Rywalizujemy ostatnio z najlepszymi w Europie. To dla nas bardzo dobra lekcja. Widać, że chcemy grać w piłkę, ofensywnie, wysoko w pressingu. A to, że nie zawsze nam wychodzi? Musielibyśmy mieć pokolenie genialnych piłkarzy, żeby od razu wychodziło. My takie pokolenie musimy wypracować. Teraz potrzebujemy dużo spokoju, a nie negatywnej oceny - dodał.
Probierz zgodził się z opinią, że należy lepiej wykorzystywać potencjał Roberta Lewandowskiego w reprezentacji.
Rzeczywiście, tych piłek zagranych za linię obrony czy dogranych tak, żeby mógł wykończyć akcję, Robert miał mało.
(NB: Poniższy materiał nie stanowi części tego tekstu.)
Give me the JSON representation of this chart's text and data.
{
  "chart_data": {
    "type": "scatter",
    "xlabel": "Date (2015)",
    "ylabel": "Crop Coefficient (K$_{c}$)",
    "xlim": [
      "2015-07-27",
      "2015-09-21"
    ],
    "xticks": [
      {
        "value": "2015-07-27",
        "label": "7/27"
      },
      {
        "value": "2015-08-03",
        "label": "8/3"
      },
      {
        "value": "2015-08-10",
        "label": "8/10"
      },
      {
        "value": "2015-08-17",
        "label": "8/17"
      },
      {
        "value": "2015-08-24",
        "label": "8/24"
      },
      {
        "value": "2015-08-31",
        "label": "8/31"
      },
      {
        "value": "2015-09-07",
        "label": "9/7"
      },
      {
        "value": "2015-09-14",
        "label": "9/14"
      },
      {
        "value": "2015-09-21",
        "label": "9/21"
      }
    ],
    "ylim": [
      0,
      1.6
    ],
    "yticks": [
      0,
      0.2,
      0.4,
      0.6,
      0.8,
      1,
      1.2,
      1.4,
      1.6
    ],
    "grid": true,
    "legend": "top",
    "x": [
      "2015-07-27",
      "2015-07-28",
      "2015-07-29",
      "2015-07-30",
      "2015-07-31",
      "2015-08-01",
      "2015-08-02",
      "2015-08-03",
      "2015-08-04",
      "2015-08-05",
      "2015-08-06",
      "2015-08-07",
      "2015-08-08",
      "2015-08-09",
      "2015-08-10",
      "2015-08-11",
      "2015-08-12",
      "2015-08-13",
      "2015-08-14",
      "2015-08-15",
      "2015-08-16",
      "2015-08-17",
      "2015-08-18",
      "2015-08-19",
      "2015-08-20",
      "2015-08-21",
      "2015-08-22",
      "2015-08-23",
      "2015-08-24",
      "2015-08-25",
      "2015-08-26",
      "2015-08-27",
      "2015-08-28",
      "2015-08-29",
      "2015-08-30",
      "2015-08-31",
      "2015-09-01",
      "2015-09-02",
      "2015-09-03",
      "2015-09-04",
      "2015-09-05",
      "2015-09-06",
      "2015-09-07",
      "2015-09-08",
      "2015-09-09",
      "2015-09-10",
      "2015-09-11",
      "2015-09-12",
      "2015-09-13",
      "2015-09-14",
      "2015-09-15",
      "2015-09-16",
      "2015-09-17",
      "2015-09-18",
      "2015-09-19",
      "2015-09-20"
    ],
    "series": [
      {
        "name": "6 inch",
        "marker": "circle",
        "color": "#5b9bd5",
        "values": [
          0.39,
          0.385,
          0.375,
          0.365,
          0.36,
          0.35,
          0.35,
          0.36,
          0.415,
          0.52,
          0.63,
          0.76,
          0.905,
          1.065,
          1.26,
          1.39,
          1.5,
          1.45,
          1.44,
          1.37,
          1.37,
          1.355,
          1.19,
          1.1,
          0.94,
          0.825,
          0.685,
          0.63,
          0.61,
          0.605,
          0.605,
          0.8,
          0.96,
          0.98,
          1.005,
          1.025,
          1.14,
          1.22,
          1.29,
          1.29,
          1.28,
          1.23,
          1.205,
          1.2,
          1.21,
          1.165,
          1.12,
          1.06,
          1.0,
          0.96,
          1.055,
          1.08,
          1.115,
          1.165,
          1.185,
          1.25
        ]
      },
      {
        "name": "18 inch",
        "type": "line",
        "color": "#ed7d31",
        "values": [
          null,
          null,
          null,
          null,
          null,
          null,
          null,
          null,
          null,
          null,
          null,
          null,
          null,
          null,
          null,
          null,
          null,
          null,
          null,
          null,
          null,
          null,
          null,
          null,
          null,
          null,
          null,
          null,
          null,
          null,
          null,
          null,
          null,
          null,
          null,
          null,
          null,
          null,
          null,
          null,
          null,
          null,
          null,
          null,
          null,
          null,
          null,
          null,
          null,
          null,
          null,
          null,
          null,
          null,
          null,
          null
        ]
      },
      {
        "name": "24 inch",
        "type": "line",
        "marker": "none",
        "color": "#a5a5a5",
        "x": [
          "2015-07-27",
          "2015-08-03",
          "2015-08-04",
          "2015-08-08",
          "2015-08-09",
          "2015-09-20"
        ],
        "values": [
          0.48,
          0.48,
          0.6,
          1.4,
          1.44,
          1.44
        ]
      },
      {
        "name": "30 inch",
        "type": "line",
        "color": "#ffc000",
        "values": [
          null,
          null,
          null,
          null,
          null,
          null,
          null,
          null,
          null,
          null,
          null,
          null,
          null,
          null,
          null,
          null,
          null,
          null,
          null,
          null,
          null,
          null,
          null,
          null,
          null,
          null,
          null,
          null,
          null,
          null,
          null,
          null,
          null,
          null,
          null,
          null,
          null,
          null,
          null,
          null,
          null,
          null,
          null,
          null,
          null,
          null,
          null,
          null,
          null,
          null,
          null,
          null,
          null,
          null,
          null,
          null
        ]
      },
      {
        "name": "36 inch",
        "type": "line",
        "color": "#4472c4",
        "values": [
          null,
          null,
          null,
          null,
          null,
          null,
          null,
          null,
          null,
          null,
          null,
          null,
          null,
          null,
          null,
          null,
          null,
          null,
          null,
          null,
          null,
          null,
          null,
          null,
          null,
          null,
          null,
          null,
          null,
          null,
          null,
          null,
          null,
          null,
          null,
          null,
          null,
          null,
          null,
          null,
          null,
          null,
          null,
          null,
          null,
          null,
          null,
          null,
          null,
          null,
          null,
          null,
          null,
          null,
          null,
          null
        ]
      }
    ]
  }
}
Ale pracujemy nad tym regularnie - zapewnił.
Po trzech kolejkach w grupie 1. najwyższej dywizji reprezentacja Polski ma 3 pkt i zajmuje trzecie miejsce. Chorwacja jest wiceliderem z dorobkiem 6 pkt.
Chcemy utrzymać się w Lidze Narodów, a nawet awansować do ćwierćfinałów. Bo przy zwycięstwie we wtorek będziemy mieć realne szanse na drugie miejsce. Pamiętajmy jednak, że budujemy drużynę na eliminacje mistrzostw świata 2026. To jest dla mnie najważniejsze, żeby ta grupa piłkarzy się rozwijała - podkreślił selekcjoner.
Początek wtorkowego meczu na PGE Narodowym o godz. 20:45.